Tuai Kontrovesi, Berikut Isi Lengkap Telegram Kapolri Larang Media Liput Kekerasan Aparat

Selasa 06 Apr 2021, 17:18 WIB
Surat Telegram Kapolri. (foto: screenshot/ist)

Surat Telegram Kapolri. (foto: screenshot/ist)

JAKARTA, POSKOTA.CO.ID - Kapolri Jendral Pol Listyo Sigit Prabowo mengeluarkan Surat Telegram (ST) kepada para Kapolda serta Kabid Humas seluruh Polda Indonesia. Salah satu poin dianggap kontroversi lantaran melarang media menayangkan arogansi dan tindakan kekerasan yang dilakukan anggota kepolisian.

Telegram tentang pelaksanaan peliputan yang bermuatan kekerasan dan/atau kejahatan itu bernomor ST/750/IV/HUM.3.4.5./2021. ST tersebut ditandatangani oleh Kadiv Humas Polri Irjen Argo Yuwono atas nama Kapolri pada 5 April 2021 dan ditujukan kepada para Kapolda serta Kabid Humas.

Karo Penmas Divisi Humas Polri, Brigjen Rusdi Hartono mengatakan ST itu diterbitkan demi membuat kinerja Polri di kewilayahan semakin baik pada masa mendatang.

"Pertimbangannya agar kinerja Polri di kewilayahan semakin baik," kata Rusdi dikonfirmasi, Selasa (6/3/2021).

Di dalam ST itu, terdapat 11 poin yang harus dipatuhi para pengemban fungsi humas Polri Salah satunya adalah media dilarang menyiarkan tindakan kepolisian yang arogan dan berbau kekerasan.

Berikut bunyi 11 poin dalam Surat Telegram tersebut:

1. Media dilarang menyiarkan upaya/ tindakan kepolisian yang menampilkan arogansi dan kekerasan, diimbau untuk menayangkan kegiatan kepolisian yang tegas namun humanis.

2. Tidak menyajikan rekaman proses interogasi kepolisian dan penyidikan terhadap tersangka tindak pidana.

3. Tidak menayangkan secara terperinci rekonstruksi yang dilakukan oleh kepolisian.

4. Tidak memberitakan secara terperinci reka ulang kejahatan meskipun bersumber dari pejabat kepolisian yang berwenang dan atau fakta pengadilan.

5. Tidak menayangkan reka ulang pemerkosaan dan/ atau kejahatan seksual.

6. Menyamarkan gambar wajah dan identitas korban kejahatan seksual dan keluarganya, serta orang yang diduga pelaku kejahatan seksual dan keluarganya.

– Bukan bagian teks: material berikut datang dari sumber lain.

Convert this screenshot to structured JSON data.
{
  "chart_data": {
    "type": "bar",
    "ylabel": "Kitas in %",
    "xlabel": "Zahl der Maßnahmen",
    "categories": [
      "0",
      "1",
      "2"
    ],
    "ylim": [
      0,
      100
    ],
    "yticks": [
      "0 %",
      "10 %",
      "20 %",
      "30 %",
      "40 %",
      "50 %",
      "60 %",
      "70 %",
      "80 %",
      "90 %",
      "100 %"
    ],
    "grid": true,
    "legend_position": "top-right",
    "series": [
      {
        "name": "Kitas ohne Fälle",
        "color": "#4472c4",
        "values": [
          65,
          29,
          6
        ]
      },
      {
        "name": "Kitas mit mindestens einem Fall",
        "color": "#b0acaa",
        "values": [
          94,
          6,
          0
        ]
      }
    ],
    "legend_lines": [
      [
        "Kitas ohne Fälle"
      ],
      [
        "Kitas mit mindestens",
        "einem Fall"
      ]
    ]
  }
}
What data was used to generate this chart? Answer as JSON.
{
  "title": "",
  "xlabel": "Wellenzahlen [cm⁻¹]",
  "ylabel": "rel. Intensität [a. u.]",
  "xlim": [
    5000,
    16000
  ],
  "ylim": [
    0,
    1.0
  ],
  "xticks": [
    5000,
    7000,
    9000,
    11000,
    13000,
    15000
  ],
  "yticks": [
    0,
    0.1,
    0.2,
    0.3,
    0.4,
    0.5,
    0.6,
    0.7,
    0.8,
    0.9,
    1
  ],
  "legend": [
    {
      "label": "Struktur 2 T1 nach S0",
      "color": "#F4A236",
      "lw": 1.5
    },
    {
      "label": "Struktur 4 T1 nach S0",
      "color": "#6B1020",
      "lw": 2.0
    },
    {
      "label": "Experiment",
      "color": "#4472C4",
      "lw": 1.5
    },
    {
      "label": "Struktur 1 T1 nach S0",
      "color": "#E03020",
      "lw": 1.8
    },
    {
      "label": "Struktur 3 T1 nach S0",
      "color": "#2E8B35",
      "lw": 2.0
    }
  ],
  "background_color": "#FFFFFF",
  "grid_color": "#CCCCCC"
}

7. Menyamarkan gambar wajah dan identitas pelaku, korban dan keluarga pelaku kejahatan yang pelaku maupun korbannya yaitu anak di bawah umur.

8. Tidak menayangkan secara eskplisit dan terperinci adegan dan atau reka ulang bunuh diri serta menyampaikan identitas pelaku.

9. Tidak menayangkan adegan tawuran atau perkelahian secara detail dan berulang-ulang.

10. Dalam upaya penangkapan pelaku kejahatan agar tidak membawa media, tidak boleh disiarkan secara live, dokumentasi dilakukan oleh personel Polri yang berkompeten.

11. Tidak menampilkan gambaran eksplisit dan terperinci tentang cara membuat dan mengaktifkan bahan peledak.